Berenice à l'Opéra Garnier

Poursuivant son cycle de créations d’opéras sur des textes tirés de grands classiques de la littérature française, l’Opéra de Paris étrenne cette fois Bérénice. La commande échoit à Michael Jarrell (né en 1958) qui s’inspire de la pièce éponyme de Racine (créée en 1670 – un an après l’institution de l’Académie royale de musique, l’ancêtre de l’Opéra de Paris) dont le livret reprend les tirades, pour partie écourtées ou réécrites. Disons d’emblée qu’il s’agit d’un spectacle parfaitement digne de son ambition, pour ce qui est de l’œuvre et de sa restitution.

Il faut croire que la pièce de Racine appelait la musique, tant par son sujet – celui des amours contrariées de l’empereur romain Titus pour la reine de Judée Bérénice – que par son message toujours actuel de tolérance entre les peuples, que par sa structure, ces dialogues rythmés en alexandrins qui laissent peu de place à l’action. Jarrell respecte cette donne de départ, tout en l’adaptant : c’est ainsi que trône un arioso déclamatoire, tout à fait approprié et lointain héritier du récitatif de la tragédie lyrique française. Au rôle-titre, Bérénice, revient toutefois des transports vocaux dans une façon de coloratoure, comme de juste pour ce rôle déchirant de femme abandonnée pour raison d’État. Seul personnage parlé, Phénice se permet quelques escapades hors chant et hors référence littéraire (avec même des tirades en… hébreu). On regrettera cependant que la déclamation insiste sur des dissonances parfois préjudiciables à la transmission musicale comme prosodique (merci aux surtitres !), au point que l’heure et demie de l’opéra paraît s’étirer. Le tissu orchestral se fait, lui, fouillé et coloré, intense et varié, comme Jarrell sait si bien le travailler. La toute fin de l’œuvre, diaphane avec la voix la soprano se mêlant aux timbres voluptueux de l’orchestre, résonne à cet égard comme un syncrétisme accompli. Après Cassandre, créé en 1994 (!) et repris régulièrement par la suite comme l’an passé au Théâtre de l’Athénée (1), ce second opéra de Jarrell, et autre sujet sur un mythe antique, répond à ses exigeantes promesses, quand bien même il aurait gagné à être plus resserré.
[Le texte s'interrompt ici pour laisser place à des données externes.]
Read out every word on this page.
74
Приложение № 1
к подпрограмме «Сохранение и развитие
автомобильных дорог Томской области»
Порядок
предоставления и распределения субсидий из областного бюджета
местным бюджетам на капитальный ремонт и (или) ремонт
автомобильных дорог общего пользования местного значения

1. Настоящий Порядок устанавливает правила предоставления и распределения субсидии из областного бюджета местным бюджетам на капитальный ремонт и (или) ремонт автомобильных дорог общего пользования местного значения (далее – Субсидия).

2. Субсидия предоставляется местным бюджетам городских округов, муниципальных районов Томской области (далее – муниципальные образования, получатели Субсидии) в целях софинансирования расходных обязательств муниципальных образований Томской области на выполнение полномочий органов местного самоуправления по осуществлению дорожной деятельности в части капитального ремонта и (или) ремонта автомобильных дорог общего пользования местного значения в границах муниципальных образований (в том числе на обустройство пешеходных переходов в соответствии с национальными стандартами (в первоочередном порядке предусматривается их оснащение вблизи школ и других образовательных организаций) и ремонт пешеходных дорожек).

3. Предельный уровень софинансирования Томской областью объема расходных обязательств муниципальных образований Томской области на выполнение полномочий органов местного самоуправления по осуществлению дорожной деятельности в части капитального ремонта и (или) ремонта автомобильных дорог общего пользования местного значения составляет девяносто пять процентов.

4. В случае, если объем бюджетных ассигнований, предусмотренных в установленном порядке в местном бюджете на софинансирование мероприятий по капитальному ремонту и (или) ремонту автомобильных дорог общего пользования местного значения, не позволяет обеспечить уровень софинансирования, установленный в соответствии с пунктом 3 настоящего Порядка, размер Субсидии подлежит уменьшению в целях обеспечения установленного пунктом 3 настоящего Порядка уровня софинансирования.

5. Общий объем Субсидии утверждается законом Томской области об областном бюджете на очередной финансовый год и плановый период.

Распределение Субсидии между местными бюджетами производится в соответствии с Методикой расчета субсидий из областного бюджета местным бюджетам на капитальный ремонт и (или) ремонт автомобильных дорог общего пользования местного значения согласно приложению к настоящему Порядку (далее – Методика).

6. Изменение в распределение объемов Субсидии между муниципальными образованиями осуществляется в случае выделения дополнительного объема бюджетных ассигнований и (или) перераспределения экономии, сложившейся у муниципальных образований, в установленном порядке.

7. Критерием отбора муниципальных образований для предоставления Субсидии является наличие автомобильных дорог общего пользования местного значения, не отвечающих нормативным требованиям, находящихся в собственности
Berenice à l'Opéra Garnier

© Monika Rittershaus

Au Palais Garnier, l’interprétation tant musicale que scénique semble idéalement élue. Barbara Hannigan et Bo Skovhus sont les incarnations mêmes de Bérénice – et avec quels élans vocaux ! – et Titus, en bête de scène tragique. Ivan Ludlow présente pour sa part un Antiochus, le troisième partenaire de ce trio amoureux, frappant de vérité. On relève les jolis aigus de Julien Behr (Arsace) face à la sombre intervention d’Alastair Miles (Paulin). Pour sa part, Rina Schenfeld s’acquitte de sa Phénice parlée avec présence et prestance (et l’aide d’un petit micro).

L’orchestre, celui de l’Opéra de Paris, répond sans faillir aux ordres méticuleux de Philippe Jordan, immiscé pour une rare fois dans le répertoire contemporain au meilleur service de la musique de son compatriote (suisse comme notre chef d’orchestre), pour atteindre une réelle fusion avec les voix et s’épancher chromatiquement lors des trois interludes. Appoint discret du chœur, dans une partie enregistrée mêlée d’électroacoustique.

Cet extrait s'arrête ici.